19 Giu LA CATASTROFICA VISITA ALLO ZOO
Sono incappata nell’ultima fatica di Joel Dicker, in libreria, guardandomi intorno tra le nuove uscite disponibili: innanzitutto non è il suo solito libro fiume al quale siamo abituati né tantomeno un giallo di quelli di cui sentiamo il fiato (e la sua penna) sul collo.
A questo giro Dicker ha voluto dare un tono e un taglio diverso al suo racconto: con La catastrofica visita allo zoo, edito da La nave di Teseo, ha voluto dare voce al bambino che è stato, probabilmente.
Il luogo da cui parte tutto è una scuola, all’interno della quale un’inondazione improvvisa cambia l’equilibrio dei bambini.
La scuola viene infatti travolta da un’inondazione misteriosa. È così che ha inizio un’indagine improvvisata, un gioco serissimo in cui i bambini non cercano solo un colpevole, ma soprattutto un senso.
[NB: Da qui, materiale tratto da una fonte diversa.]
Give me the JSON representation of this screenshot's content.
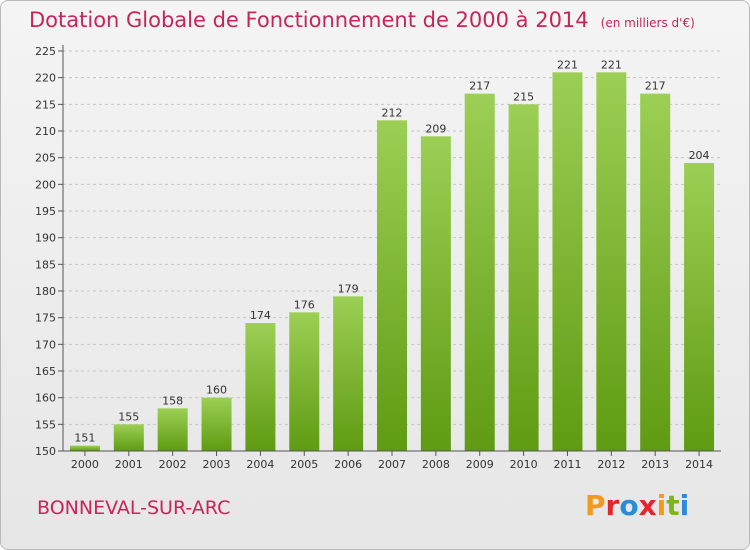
{
  "header": {
    "title": "Dotation Globale de Fonctionnement de 2000 à 2014",
    "subtitle": "(en milliers d'€)"
  },
  "footer": {
    "commune": "BONNEVAL-SUR-ARC",
    "logo_text": "Proxiti",
    "logo_colors": [
      "#f39a1d",
      "#e2262a",
      "#2a8bd8",
      "#e2262a",
      "#f39a1d",
      "#7cb51e",
      "#2a8bd8"
    ]
  },
  "colors": {
    "bar_top": "#9ccf55",
    "bar_bottom": "#5f9b12",
    "grid": "#c7c7c7",
    "axis": "#555555",
    "accent": "#c8245a"
  },
  "chart_data": {
    "type": "bar",
    "title": "Dotation Globale de Fonctionnement de 2000 à 2014",
    "subtitle": "(en milliers d'€)",
    "xlabel": "",
    "ylabel": "",
    "categories": [
      "2000",
      "2001",
      "2002",
      "2003",
      "2004",
      "2005",
      "2006",
      "2007",
      "2008",
      "2009",
      "2010",
      "2011",
      "2012",
      "2013",
      "2014"
    ],
    "values": [
      151,
      155,
      158,
      160,
      174,
      176,
      179,
      212,
      209,
      217,
      215,
      221,
      221,
      217,
      204
    ],
    "ylim": [
      150,
      225
    ],
    "yticks": [
      150,
      155,
      160,
      165,
      170,
      175,
      180,
      185,
      190,
      195,
      200,
      205,
      210,
      215,
      220,
      225
    ],
    "grid": true,
    "legend": "none"
  }
}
Il romanzo procede come un giallo vero e proprio. Un giallo senza sangue né omicidi, capace però di parlare di inclusione, democrazia, responsabilità e disillusione con la delicatezza di una fiaba moderna. C’è ironia genuina nei dialoghi tra bambini, vissuti senza filtri e senza ipocrisie. Gli adulti, al contrario, sorgono come figure sfuggenti, talvolta ottuse, a tratti inadeguate nel comprendere la realtà in cui vivono i più piccoli. Emerge un tema interessante, quello della “minoranza rumorosa” che si impone su una maggioranza silenziosa, da cui emerge l’importanza della propria espressione di opinione. I bambini sono creature incredibilmente più inclini alla verità che al compromesso. Ed è questo il colpo di genio di Dicker: rovesciare le gerarchie morali e costringerci a guardare con occhi infantili, purissimi e crudelmente sinceri, le falle del nostro mondo adulto.